Porter seems to be correct in stating that conspiracy theories on the Eye
and Triangle/Pyramid being the symbol of the Illuminati are not correct,
despite the widespread belief among ‘conspiracists’. Yet she goes too far in
attempting to ridicule the other major ‘conspiracist’ contention regarding the
symbol, i.e. that it is incorporated into eh Great Seal of the USA as a Masonic
contrivance. She mentions that the symbol is depicted on the US Dollar Bill due
to the influence of Roosevelt’s Secretary of Agriculture, Henry Wallace. Yet she
seems oblivious as to both Wallace and Roosevelt being 32nd Degree Masons,
both of whom saw great significance in the Masonic symbolism of the Great
Seal. Wallace referred to the Masonic doctrine of the completion of the pyramid
as placing the USA in a mission to lead in establishing a ‘New Order of the
Ages’, the slogan of the US Great Seal, and one used with frequency by both
presidents Bush. As for the Eye and Triangle, although not apparently being
Illuminati per se, it is an important Masonic symbol, prominently depicted by
the Grand Orient of France for e.g., and adorning the Declaration of the
Rights of Man and the Citizen, by the French Revolutionaries, along with
other occult, Masonic symbols (see Bolton, From Knights Templar…, op.cit.).

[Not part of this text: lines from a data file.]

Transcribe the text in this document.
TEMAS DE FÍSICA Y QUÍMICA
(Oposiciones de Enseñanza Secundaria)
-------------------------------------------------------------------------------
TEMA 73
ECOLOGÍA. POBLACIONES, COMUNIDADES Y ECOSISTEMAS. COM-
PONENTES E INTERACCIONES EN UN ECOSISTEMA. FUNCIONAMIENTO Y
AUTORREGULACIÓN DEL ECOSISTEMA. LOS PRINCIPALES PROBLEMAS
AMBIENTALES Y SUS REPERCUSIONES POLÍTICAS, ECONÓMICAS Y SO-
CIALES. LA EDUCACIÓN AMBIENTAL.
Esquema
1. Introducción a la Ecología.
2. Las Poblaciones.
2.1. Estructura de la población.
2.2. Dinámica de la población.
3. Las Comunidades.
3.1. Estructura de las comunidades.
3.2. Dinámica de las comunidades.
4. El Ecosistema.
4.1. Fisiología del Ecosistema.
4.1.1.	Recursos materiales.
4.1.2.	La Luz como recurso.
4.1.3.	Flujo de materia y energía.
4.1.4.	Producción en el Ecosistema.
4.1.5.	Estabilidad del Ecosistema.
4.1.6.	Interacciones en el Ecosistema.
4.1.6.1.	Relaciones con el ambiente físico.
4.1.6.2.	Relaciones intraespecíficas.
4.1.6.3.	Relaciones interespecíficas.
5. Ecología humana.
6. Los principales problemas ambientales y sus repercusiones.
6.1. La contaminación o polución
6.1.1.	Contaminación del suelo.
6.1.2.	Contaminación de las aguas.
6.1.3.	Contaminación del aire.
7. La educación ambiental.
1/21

It is also significant that the Eye and Pyramid adorn the Israeli Supreme
Court in Jerusalem, and that the whole building is replete with Masonic
symbolism. The building was funded by the Rothschilds and a plaque, also with
an eye and pyramid sign, commemorates their contribution.
If the neglect of Burnett to mention Dr Sutton’s booklets on Lodge 322 is
a bad oversight, then Porter’s neglect is outright poor scholarship, and that’s to
err on the side of charity. For a book that purports to trace theories on the
Illuminati not to mention Sutton’s research, even for the ;purposes of scorn, is
unforgivable; especially his final booklet in the series, The Secret Cult of the
Order, which was specifically written to show the link between the Illuminati
and Lodge 322.
However, Porter does reserve praise for Robert Anton Wilson and Robert
Shea, whose 1970s Illuminatus Trilogy lampoons Illuminati and other
conspiracy theories. Ironically what Porter does not mention is that Wilson is an
avid and well known admirer of and advocate for British occultist and Mason A
leister Crowley, who took over leadership of the Ordo Templi Orientis (OTO)
from the well-connected German spy Theodor Reuss. Reuss himself claimed to
have re-established the Illuminati on the basis of family connections. Crowley
claimed Illuminati founder Weishaupt, as a “saint” (sic) for his OTO. Hence we
come to something of a cycle in which we find Porter lauding Wilson who is an
apologist for occultist who claimed the mantle of Weishaupt himself.